Now since then, we've had as we said during several [Phonetic] meeting and formal calls, to discuss about something else, which is the Module 3 CMC. And in any Module 3 CMC, one needs to show comparability between pivotal and intended commercial, that's a prerequisite to file a BLA. So it was really two steps in terms of the discussion with the FDA, and that's why the communication is evolving now. We are really focusing on that one. But solving that one and we believe we are making great progress there, will anyway, also answer the other one because it's about the methodology and the type of data that we have on comparability.

So it really was two steps. And it's really since January that we have had all these specific interactions as part of a BTD status with the FDA and progress made on this aspect that is essential for the Module 3 because you need to have this comparability fully aligned with the FDA to be able to move forward there with the BLA.

Does it make sense, Matt?

Matt Phipps -- William Blair -- Analyst

I mean, that helps. And I get that it's all related. But I guess, back in the fall and early in January, when it was talk of non-pivotal versus pivotal, had you yet, at that point completed your I guess 15 lots of commercial product to show to the FDA? Or is that something that you have now recently shown them and they are now questioning the comparability of that to the pivotal study?

Pascal Touchon -- President & Chief Executive Officer

Exactly, it was in two steps, OK. First step was -- and you may remember when we said last year, back in September, we had a Type B meeting, where we provided comparability data between historical and pivotal. Second step has been since then that we've provided them and we started to discuss that we had a Type B in January, talking about pivotal to commercial. So it was a second set of data and then we have had a further discussion with them based on their guidance with one new analysis and so on. So that's the second step of discussion that's been based on pivotal to commercial.

Matt Phipps -- William Blair -- Analyst

Okay. I mean, I guess that's the reason you've done 15 lots of comparability for the -- or I guess, that's all commercial product is because you're seeing higher-than-expected variability as you go -- trying to compare this to the pivotal or non-pivotal?

Pascal Touchon -- President & Chief Executive Officer

No, there was not a higher variability. I mean, the 15 lots has been based on statistical methods there to be able to show equivalence based on value statistical tests there between two-type of process versions there. And the 15 lots has been done for historical, for pivotal, for intended commercial there.

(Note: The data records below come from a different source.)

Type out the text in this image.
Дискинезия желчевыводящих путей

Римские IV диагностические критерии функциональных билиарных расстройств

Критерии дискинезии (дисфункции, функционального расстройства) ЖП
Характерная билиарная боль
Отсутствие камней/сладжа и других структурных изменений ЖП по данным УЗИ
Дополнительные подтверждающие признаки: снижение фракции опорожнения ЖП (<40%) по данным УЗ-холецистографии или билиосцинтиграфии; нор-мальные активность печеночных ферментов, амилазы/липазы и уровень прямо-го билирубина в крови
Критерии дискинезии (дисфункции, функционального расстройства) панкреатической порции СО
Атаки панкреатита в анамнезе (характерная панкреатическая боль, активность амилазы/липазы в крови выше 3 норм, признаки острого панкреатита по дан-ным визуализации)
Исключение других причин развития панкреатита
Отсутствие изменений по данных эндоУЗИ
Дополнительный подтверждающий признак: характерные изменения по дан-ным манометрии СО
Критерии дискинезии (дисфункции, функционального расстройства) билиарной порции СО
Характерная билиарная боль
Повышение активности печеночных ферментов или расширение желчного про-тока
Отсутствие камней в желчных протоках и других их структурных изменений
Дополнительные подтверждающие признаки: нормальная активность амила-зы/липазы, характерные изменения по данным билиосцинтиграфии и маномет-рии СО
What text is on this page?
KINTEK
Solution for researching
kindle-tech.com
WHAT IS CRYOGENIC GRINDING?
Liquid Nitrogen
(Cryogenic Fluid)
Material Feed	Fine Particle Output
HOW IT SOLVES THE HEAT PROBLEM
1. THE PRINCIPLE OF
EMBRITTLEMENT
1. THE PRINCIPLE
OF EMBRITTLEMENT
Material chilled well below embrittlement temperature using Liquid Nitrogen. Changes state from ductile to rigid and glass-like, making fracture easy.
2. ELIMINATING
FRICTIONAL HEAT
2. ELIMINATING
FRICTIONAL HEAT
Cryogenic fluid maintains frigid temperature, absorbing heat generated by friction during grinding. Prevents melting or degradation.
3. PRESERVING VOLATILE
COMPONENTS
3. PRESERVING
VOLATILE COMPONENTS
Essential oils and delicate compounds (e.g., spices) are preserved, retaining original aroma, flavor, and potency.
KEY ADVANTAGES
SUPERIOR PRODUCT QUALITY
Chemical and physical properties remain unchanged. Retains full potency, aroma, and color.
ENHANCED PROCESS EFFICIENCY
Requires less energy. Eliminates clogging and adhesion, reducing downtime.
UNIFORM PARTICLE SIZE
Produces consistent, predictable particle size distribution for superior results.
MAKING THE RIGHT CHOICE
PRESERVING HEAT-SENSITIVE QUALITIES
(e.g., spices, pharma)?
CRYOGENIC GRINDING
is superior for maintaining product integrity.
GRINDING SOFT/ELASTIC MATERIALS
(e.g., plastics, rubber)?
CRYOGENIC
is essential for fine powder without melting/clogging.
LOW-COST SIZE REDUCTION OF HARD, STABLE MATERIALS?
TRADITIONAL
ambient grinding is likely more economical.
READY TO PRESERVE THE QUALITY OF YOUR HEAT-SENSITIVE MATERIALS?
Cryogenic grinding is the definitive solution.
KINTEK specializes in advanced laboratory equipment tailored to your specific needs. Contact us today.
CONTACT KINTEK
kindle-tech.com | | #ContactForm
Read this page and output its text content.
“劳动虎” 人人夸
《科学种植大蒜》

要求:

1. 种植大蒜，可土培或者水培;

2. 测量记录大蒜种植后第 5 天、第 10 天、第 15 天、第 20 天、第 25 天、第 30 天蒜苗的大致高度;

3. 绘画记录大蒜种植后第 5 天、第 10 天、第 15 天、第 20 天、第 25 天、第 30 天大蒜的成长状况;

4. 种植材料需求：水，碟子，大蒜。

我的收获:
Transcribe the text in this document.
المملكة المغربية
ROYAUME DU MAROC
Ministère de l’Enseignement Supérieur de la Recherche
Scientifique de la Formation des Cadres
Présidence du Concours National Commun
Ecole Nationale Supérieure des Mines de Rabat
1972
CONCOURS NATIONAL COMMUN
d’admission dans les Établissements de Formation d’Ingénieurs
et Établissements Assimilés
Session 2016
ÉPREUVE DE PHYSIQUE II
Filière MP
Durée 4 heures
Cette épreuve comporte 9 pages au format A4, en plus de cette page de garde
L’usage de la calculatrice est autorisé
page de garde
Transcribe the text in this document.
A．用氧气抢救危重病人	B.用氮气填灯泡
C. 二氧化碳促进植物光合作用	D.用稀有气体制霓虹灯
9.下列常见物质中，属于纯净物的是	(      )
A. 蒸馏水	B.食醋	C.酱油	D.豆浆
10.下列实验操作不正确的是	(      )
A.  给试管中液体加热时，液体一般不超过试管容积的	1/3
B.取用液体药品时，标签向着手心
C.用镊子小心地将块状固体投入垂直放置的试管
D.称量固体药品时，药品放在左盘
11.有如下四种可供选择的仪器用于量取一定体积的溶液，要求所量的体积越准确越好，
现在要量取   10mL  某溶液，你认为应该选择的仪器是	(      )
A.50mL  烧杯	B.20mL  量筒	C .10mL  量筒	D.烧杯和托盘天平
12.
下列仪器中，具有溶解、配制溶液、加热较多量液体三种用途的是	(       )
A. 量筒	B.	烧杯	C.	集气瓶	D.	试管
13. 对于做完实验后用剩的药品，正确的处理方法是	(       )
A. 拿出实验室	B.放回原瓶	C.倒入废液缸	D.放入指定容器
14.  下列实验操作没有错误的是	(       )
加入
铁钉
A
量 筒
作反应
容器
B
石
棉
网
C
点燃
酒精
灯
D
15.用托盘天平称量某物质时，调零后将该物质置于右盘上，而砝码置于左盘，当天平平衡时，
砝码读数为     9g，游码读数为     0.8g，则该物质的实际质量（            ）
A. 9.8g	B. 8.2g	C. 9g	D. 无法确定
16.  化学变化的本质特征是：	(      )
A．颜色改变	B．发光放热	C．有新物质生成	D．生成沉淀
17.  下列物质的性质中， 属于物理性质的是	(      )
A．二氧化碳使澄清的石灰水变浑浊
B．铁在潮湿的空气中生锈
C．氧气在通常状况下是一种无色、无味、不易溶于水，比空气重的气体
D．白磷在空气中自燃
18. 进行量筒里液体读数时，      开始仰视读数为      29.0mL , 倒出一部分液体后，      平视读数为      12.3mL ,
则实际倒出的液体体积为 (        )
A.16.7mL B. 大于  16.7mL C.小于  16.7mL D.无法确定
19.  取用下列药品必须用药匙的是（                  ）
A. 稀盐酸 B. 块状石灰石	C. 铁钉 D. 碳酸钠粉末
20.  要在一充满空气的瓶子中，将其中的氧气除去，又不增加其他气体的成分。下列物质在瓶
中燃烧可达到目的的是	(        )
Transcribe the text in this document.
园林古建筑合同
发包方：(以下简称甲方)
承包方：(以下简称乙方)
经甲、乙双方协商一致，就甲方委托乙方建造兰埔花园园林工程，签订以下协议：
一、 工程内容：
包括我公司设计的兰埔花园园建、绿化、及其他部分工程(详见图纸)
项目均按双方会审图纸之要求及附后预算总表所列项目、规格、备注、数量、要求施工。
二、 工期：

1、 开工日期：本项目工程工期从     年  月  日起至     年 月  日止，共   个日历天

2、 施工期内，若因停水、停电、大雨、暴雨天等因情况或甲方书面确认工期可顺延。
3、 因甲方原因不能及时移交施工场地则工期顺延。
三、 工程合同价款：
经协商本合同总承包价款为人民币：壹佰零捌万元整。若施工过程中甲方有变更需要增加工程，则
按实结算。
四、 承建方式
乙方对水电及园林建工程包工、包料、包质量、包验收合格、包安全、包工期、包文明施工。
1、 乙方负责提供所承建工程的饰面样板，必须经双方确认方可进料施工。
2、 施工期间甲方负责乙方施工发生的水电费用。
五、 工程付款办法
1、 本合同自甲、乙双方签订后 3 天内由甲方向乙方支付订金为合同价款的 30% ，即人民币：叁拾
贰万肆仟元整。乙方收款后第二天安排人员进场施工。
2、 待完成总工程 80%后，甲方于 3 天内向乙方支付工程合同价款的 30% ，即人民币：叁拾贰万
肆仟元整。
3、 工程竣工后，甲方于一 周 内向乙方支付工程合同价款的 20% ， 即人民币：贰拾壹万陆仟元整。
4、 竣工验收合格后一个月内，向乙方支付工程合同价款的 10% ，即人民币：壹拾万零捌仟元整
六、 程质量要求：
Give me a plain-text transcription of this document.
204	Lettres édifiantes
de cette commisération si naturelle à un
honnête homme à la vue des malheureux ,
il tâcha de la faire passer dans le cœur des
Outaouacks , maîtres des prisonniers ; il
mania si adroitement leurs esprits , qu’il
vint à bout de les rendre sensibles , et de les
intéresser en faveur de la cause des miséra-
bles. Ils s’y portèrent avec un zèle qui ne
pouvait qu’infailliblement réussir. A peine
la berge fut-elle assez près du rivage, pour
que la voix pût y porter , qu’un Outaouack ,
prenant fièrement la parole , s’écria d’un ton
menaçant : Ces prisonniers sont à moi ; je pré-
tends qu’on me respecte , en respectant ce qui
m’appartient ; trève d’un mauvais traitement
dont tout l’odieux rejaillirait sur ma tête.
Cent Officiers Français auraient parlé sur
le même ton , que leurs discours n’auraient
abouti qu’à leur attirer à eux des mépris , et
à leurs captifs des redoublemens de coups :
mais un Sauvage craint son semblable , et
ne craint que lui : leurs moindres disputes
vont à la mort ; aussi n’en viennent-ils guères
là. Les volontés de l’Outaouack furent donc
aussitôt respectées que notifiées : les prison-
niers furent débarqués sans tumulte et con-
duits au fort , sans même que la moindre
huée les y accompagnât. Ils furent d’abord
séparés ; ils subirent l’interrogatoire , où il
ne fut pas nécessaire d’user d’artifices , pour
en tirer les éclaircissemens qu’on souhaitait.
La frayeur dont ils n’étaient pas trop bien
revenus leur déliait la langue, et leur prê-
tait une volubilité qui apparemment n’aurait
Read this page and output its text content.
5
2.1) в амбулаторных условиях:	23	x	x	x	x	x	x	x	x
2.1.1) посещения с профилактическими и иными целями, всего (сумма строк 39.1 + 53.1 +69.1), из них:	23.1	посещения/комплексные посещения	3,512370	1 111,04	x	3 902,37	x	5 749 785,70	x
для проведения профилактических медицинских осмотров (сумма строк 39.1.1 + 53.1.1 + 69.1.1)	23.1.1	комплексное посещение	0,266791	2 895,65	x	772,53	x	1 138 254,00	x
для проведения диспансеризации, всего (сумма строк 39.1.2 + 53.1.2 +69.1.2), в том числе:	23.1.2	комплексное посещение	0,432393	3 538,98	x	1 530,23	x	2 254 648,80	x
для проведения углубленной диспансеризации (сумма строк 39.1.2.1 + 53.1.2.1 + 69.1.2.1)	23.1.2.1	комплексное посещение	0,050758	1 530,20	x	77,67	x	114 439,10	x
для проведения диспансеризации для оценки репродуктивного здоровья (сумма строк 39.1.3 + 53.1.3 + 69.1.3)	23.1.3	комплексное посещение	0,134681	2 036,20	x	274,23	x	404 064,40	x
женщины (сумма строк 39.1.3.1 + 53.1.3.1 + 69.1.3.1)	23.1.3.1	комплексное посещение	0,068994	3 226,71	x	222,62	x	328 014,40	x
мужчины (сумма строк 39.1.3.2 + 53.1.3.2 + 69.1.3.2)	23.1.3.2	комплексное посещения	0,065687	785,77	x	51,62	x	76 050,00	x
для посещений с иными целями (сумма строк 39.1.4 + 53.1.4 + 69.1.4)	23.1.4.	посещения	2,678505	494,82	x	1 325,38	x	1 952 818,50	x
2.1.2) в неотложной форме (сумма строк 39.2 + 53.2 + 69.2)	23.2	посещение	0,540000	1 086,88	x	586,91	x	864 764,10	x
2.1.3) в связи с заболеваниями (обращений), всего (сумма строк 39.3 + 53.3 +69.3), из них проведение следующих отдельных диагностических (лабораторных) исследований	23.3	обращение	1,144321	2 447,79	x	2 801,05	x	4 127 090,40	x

So the 15 is not linked with a particular aspect, but statistical power to be able to show equivalence between these different process versions.

Matt Phipps -- William Blair -- Analyst

Okay. Also, the wording specifically now states methodologies to assess comparability. I assume this is methodologies with data that you have already generated and not something that has to be done as a new analysis or something like that.

Pascal Touchon -- President & Chief Executive Officer

Yeah. I think we provided the FDA with methodology from the point-of-view of statistical analysis and other type of aspects of that methodology on the data on these manufactured lots with different process versions. And the alignment that we are having with the FDA is around these methodologies. And again, I'd like to remind you that we are the first in kind. Nobody else has been coming to the FDA with that type of allogeneic cell therapy.

So as I said, with the example of sample size, the FDA asked to align with us being the first about the number of samples -- number of lots that make sense for an allogeneic cell therapy because nobody else has been to that level with the FDA. And I gave that example that is for a small molecule or large molecule comparability study, you need three manufactured lots.

For an autologous CAR T, you have to provide as many as you manufacture treating patients, and it's one more per patient. So if you have a study with 60 patients or 100 patients, that mean you have 60 or 100 lots. In allogeneic cell therapy, it's different. We believe 15 is very significant, much higher than the three that is being used with molecules. And at the same time, it's something that is powered from a statistical point of view to be able to address the variability in a run-through cell therapy.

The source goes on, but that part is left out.